Your problem is then
4.03000000000000???
-4.10000000000000???
--------------------
-0.07000000000000???
vs. the calculated result of
0.000000000000000610622663543836

Also, remember that this is not an Excel issue, rather it is a finite
mathematics issue compounded by approximations necessary in
decimal/binary conversions. Excel follows the IEEE standard for
internal representation of numbers, and so is no more or less accurate
than almost all general purpose software.

I know its a lot to take in at once, between this and your array formula
thread, but it will pay off in the long run.

Cheers,
Jerry

wrote:

Hi Jerry,

Extended precision packages like xlPrecision also do not solve the problem, they just push it farther out (though they do have their uses).

This is true of some extended precision packages, but not true of
xlPrecision. xlPrecision never converts anything to binary.
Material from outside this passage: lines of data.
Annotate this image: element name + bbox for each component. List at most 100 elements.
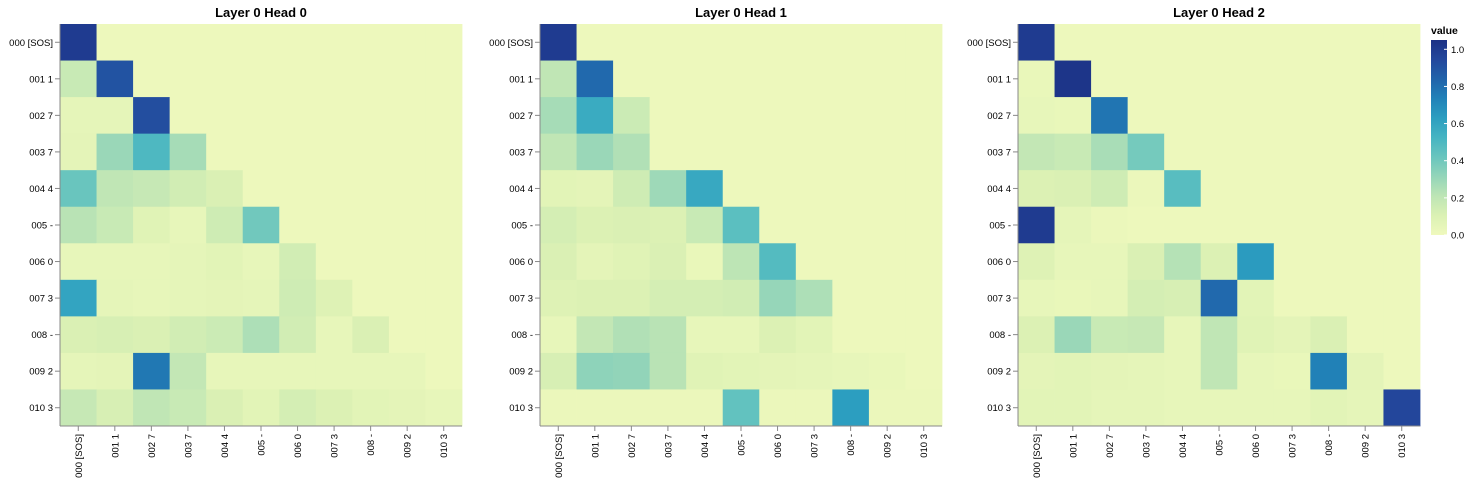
heatmap-cell <box>759 316 797 354</box>
heatmap-cell <box>1200 352 1238 390</box>
heatmap-cell <box>1018 279 1055 317</box>
y-tick-label: 005 - <box>989 221 1011 232</box>
heatmap-cell <box>1164 133 1202 171</box>
heatmap-cell <box>133 352 171 390</box>
heatmap-cell <box>905 316 943 354</box>
heatmap-cell <box>1127 133 1165 171</box>
heatmap-cell <box>425 352 463 390</box>
heatmap-cell <box>1346 133 1384 171</box>
heatmap-cell <box>1054 279 1092 317</box>
y-tick-label: 002 7 <box>987 111 1011 122</box>
heatmap-cell <box>315 24 353 61</box>
heatmap-cell <box>576 389 614 427</box>
heatmap-cell <box>133 97 171 135</box>
heatmap-cell <box>1018 316 1055 354</box>
heatmap-cell <box>686 279 724 317</box>
heatmap-cell <box>686 389 724 427</box>
heatmap-cell <box>1237 279 1275 317</box>
x-tick-label: 005 - <box>257 434 268 456</box>
heatmap-cell <box>722 389 760 427</box>
heatmap-cell <box>722 206 760 244</box>
heatmap-cell <box>1383 170 1421 208</box>
heatmap-cell <box>1346 170 1384 208</box>
heatmap-cell <box>388 389 426 427</box>
heatmap-cell <box>388 243 426 281</box>
panel-title: Layer 0 Head 2 <box>1173 5 1265 20</box>
heatmap-cell <box>60 170 97 208</box>
x-tick-label: 004 4 <box>1178 434 1189 458</box>
heatmap-cell <box>60 206 97 244</box>
heatmap-cell <box>576 243 614 281</box>
heatmap-cell <box>1346 206 1384 244</box>
heatmap-cell <box>1383 60 1421 98</box>
heatmap-cell <box>388 279 426 317</box>
heatmap-cell <box>315 206 353 244</box>
heatmap-cell <box>425 316 463 354</box>
x-tick-label: 002 7 <box>627 434 638 458</box>
heatmap-cell <box>832 97 870 135</box>
heatmap-cell <box>279 316 317 354</box>
heatmap-cell <box>388 316 426 354</box>
heatmap-cell <box>1273 170 1311 208</box>
heatmap-panel-2: Layer 0 Head 2 000 [SOS] 001 1 002 7 003 7 00… <box>967 5 1421 478</box>
heatmap-cell <box>169 316 207 354</box>
x-tick-label: 010 3 <box>439 434 450 458</box>
heatmap-cell <box>1127 170 1165 208</box>
heatmap-cell <box>279 24 317 61</box>
heatmap-cell <box>315 352 353 390</box>
heatmap-cell <box>540 389 577 427</box>
y-tick-label: 007 3 <box>29 294 53 305</box>
x-tick-label: 005 - <box>1215 434 1226 456</box>
heatmap-cell <box>905 352 943 390</box>
heatmap-cell <box>576 206 614 244</box>
heatmap-cell <box>242 24 280 61</box>
x-tick-label: 009 2 <box>883 434 894 458</box>
legend-tick-label: 0.8 <box>1451 82 1464 93</box>
heatmap-cell <box>759 243 797 281</box>
heatmap-cell <box>1346 60 1384 98</box>
heatmap-cell <box>832 352 870 390</box>
heatmap-cell <box>686 170 724 208</box>
heatmap-cell <box>649 243 687 281</box>
x-tick-label: 003 7 <box>183 434 194 458</box>
heatmap-cell <box>795 243 833 281</box>
heatmap-cell <box>1018 206 1055 244</box>
heatmap-cell <box>1164 24 1202 61</box>
heatmap-cell <box>279 133 317 171</box>
heatmap-cell <box>279 352 317 390</box>
heatmap-cell <box>686 60 724 98</box>
heatmap-cell <box>425 170 463 208</box>
heatmap-cell <box>1054 170 1092 208</box>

Refer back to my decimal example. The basic issue is that some
calculations simply cannot be performed exactly in a numeric system that
has less than infinite precision. Decimal/binary conversions merely
extend that issue to numbers where we might not expect to see it.

Jerry

Hi Fred --

I understand the reason why decimals will not always convert perfectly
to binary, but the similar problem that I kept running into (primarily
using Lotus 1-2-3 Ver 1A -- I've only recently had to start working in
Excel, and so far have had only one occasion to do a work-around in
that program) is that I would get floating point errors when adding
WHOLE NUMBERS that mathematically should sum to zero. Surely whole
numbers should convert perfectly to binary. I frequently needed to
test whether a sum equaled zero, but the best fix I could come up with
was "if(abs([formula])0.001,[do A],[do B]).

Why adding and subtracting whole numbers would yield these same 15th
decimal place discrepancies is completely beyond my comprehension.